Hello!
My goal is to compare two character vectors - the main being synonyms and another mixnames. The string elements in mixnames do not match exactly to what is in synonyms therefore some string comparison is required. My objective is to extract the elements in synonyms that have a something that looks like what is in mixnames. I tried to do this using only the tidyverse but failed. I found a solution that works using base. I know there is a better way, but I can't figure it out....
library(tidyverse)
#> Warning: package 'ggplot2' was built under R version 3.6.1
#> Warning: package 'tidyr' was built under R version 3.6.1
#> Warning: package 'dplyr' was built under R version 3.6.1
#Acetometaphin
synonyms <- c("Pediatrix","Percocet-5","Percocet-Demi","Perdolan Mono","Perfalgan",
"Phenaphen","Phenaphen W/Codeine","Phenipirin","Phogoglandin","Pinex",
"Piramin","Pirinasol","Plicet","Polmofen","Predimol","Predualito",
"Prodol","Prontina","Puernol","Pulmofen", "Pyregesic-C")
mixNames <- c("Liquiprin","Midol Maximum Strength","Midol PM Night Time Formula",
"Midol Regular Strength" ,"Midol Teen Formula","Naldegesic",
"Ornex Severe Cold Formula","Percocet","Percogesic with Codeine",
"Propacet" )
failed attempt:
#####STUFF THAT DIDNT WORK!!!!
# cross2(
# .x = synonyms, .y = mixNames #lists - each list has 2 lists - each of those is an atomic vector of 1
# ) %>%
# map_dfc(lift(str_detect)) #lift - modifies function to take a list of arguments - works for nested lists
#this returns a df just like the apply
# mix_syn_lgl_df <- map_dfc(
# mixNames,
# ~ map_lgl(synonyms, str_detect, pattern = .x)
# )
# colnames(mix_syn_lgl_df) <- mixNames
#
# mix_syn_lgl_df$synonyms <- synonyms
This actually worked:
#remove mixture names from synonyms
mix_syn_lgl_mat <- sapply(mixNames, function(x){
str_detect(string = synonyms, pattern = x)

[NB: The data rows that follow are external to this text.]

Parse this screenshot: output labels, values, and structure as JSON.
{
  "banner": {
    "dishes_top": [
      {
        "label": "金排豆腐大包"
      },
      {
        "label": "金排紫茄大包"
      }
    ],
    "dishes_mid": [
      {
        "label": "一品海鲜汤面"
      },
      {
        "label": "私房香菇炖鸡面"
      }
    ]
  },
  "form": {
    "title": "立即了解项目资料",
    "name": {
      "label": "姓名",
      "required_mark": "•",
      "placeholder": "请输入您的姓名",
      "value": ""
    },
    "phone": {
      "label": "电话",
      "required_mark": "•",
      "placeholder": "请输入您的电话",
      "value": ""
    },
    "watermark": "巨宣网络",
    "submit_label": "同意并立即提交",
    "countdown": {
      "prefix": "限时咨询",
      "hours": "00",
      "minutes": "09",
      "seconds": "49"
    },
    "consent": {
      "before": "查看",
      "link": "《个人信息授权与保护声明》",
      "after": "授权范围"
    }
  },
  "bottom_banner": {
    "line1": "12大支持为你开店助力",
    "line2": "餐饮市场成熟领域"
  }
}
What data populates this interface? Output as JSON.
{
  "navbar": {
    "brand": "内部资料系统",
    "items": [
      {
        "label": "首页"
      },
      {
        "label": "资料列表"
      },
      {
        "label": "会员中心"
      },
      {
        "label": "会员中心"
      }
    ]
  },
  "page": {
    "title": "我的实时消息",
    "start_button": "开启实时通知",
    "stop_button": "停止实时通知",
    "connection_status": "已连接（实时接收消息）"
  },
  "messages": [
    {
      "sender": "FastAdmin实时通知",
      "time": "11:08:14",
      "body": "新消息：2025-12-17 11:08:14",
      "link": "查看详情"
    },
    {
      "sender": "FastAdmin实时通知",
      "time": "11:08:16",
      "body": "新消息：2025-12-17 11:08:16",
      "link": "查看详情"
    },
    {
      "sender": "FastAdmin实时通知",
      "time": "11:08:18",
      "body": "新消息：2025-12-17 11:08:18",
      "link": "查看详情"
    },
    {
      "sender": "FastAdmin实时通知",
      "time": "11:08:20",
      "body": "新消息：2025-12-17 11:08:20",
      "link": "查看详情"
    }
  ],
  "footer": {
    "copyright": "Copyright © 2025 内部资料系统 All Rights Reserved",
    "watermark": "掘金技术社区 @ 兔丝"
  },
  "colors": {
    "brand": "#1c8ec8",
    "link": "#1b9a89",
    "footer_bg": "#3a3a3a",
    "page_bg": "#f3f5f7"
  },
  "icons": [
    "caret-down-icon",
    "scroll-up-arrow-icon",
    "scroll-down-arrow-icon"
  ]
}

}) #returns a matrix 21x10 of logicals while preserving colnames
rownames(mix_syn_lgl_mat) <- synonyms #add synoyms as rownames
#create a new object with a new col of sum of TRUES in row
mix_syn_lgl_mat2 <- cbind(mix_syn_lgl_mat, rowSums(mix_syn_lgl_mat))
#take the numerical matrix mix_syn_lgl_mat2 and return the row names where the last col (rowsums) > 0
badNames <- row.names(mix_syn_lgl_mat2[mix_syn_lgl_mat2[, ncol(mix_syn_lgl_mat2)] > 0, ])
#filter out those names from the synonyms vector
pureSyn <- synonyms[!(synonyms %in% badNames)]
Created on 2019-10-29 by the reprex package (v0.3.0)